With all due respect, modern international law is based on inequality. Sure, Article 2(1) of the UN Charter -which, in word, regulates international relations- states that the UN is “based on the sovereign equality of all its members”, and this is actually the echoing of a loosely applied principle which dates back to the Peace of Westphalia. Nevertheless, in addition to the evident financial abyss, modern States are forced to abide by the diktats of the “major” victors of WWII within the UN framework.

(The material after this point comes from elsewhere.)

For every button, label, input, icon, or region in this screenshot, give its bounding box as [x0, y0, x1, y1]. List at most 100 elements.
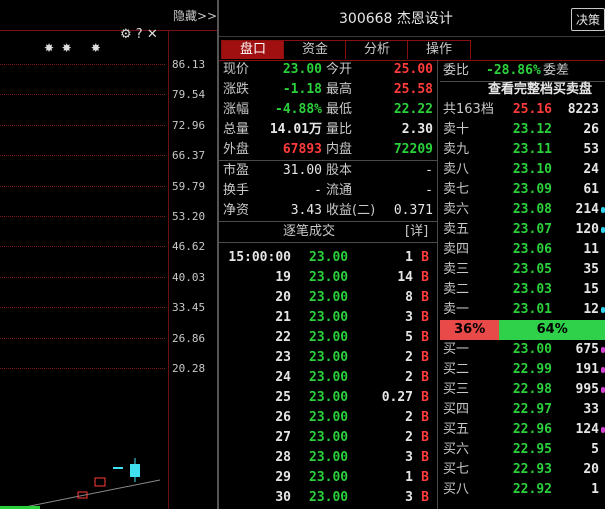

I am, of course, referring to the Security Council. Despite its current “oligarchic” status, from the decolonisation era until the dissolution of the USSR, there was a unique balance within the UN framework, starting from the Security Council. With the counter-revolution in Moscow, the financial crises in most former colonies and the forging of the era of globalisation, however, the rules (i.e. the application of international law) of the game that is international relations changed drastically as the interests of the major powers which “permanently” occupy the Security Council began to coincide. This chaotic period in recent history was first signalled in the bombing of Bosnia by NATO, when the Alliance was formally asked by the Secretary-General of the UN to basically enjoy the benefits of the no-fly zone imposed by the Security Council. This legitimate yet not-so-constructive request effectively provided the Alliance with the political (yet definitely not legal) legitimacy to use military force in Kosovo without the approval of the Security Council, which was simply incapable of preventing the Alliance and furthermore, was forced to adopt Resolution 1244 of 1999 which “legitimised” the de facto situation caused by NATO intervention. This “legitimate” violation of international law was followed by the invasion of Afghanistan by the US (and, later on, NATO) which was also “legitimised” with Security Council Resolution 1386 of 2001. Then came the so-called “Bush doctrine” which promoted pre-emptive “strikes” against States that could “potentially” develop Weapons of Mass Destruction (WMDs) and threaten other States (i.e. the United States). This clearly non-legal doctrine was, however, realised in Iraq, and the Security Council proved to be ineffective yet again.
The idle mechanism in which “the strong do eat” has seemingly prompted the occasional counter-currents to adopt similar measures in recent years. One such measure has been the “passportisation” policy of the Russian Federation which granted Russian citizenship to politically pro-Russian people in critical territories so that there would be “legitimate grounds” to use force.
It is clear that the Russian policies of “justification” are more elegant than similar policies that preceded them beyond the Atlantic Ocean. However, their weaknesses are still evident. Indeed, Russia has been trying to argue (as per Article 61 of its Constitution) that, since the safety of “Russian people abroad” is to be guaranteed by the Russian Federation, “any threat” against them would justify a Russian intervention under Article 51 of the UN Charter. This is somewhat a “forced” argumentation, for two reasons:
The first one is “more legal”: it can hardly be argued that an attack against a population would constitute “an attack against a Member State” as per Article 51 of the UN Charter. As pointed out in the Contras case, the ICJ makes a distinction between “minor uses of force” and “severe uses of force” – meaning those attacks which “constitute an armed attack”. If applied to the Crimean scenario, despite the unconstitutional nature of the ousting of President Yanukovich and the Russophobic rhetoric of several prominent figures of the Euromaidan movement, the Russian population in Crimea wasn’t threatened with an armed intervention by Ukrainian authorities. Furthermore, it would be senseless to state that annexation would be a justifiable measure even if the actions of Ukrainian authorities constituted “an armed attack”.
The second reason, on the other hand, relates to the perspective in the analysis of facts: indeed, this is where the act of “passportisation” really comes in. While it is a matter of fact that Russian authorities claim that the lives of Russian citizens abroad are at stake, most of the “Russian citizens” in question obtained their Russian passports in the past decade, without permanently relocating to Russia. Indeed, according to various sources, Russia had distributed around 144.000 passports between 2008 and the ousting of President Yanukovich in 2014. It is worthy of note that the Russian Federation had used similar arguments when before interfering in South Ossetia, and had even referred to its troops as “peacekeepers” without the consent of the Security Council. Nonetheless, these “Russian citizens” clearly fail the “genuine link test” as provided in the renowned Notebohm case, as they had dwelt within the borders of other sovereign nations before the aforementioned crises.
Long story’s short, international law has repeatedly failed to impose itself on major powers that effectively pull the strings in the current framework. Be it the United States of America or the Russian Federation, it is easy for certain States (which have a permanent seat at the Security Council) to bend the well-established norms of international law. Verily, as a wise American jurist had pointed out to me, the foreign policy of the US is based more on the concept of power than legitimacy, because it is power itself that determines legitimacy. This rule is quite valid for other States as well. The question is, though, is it just?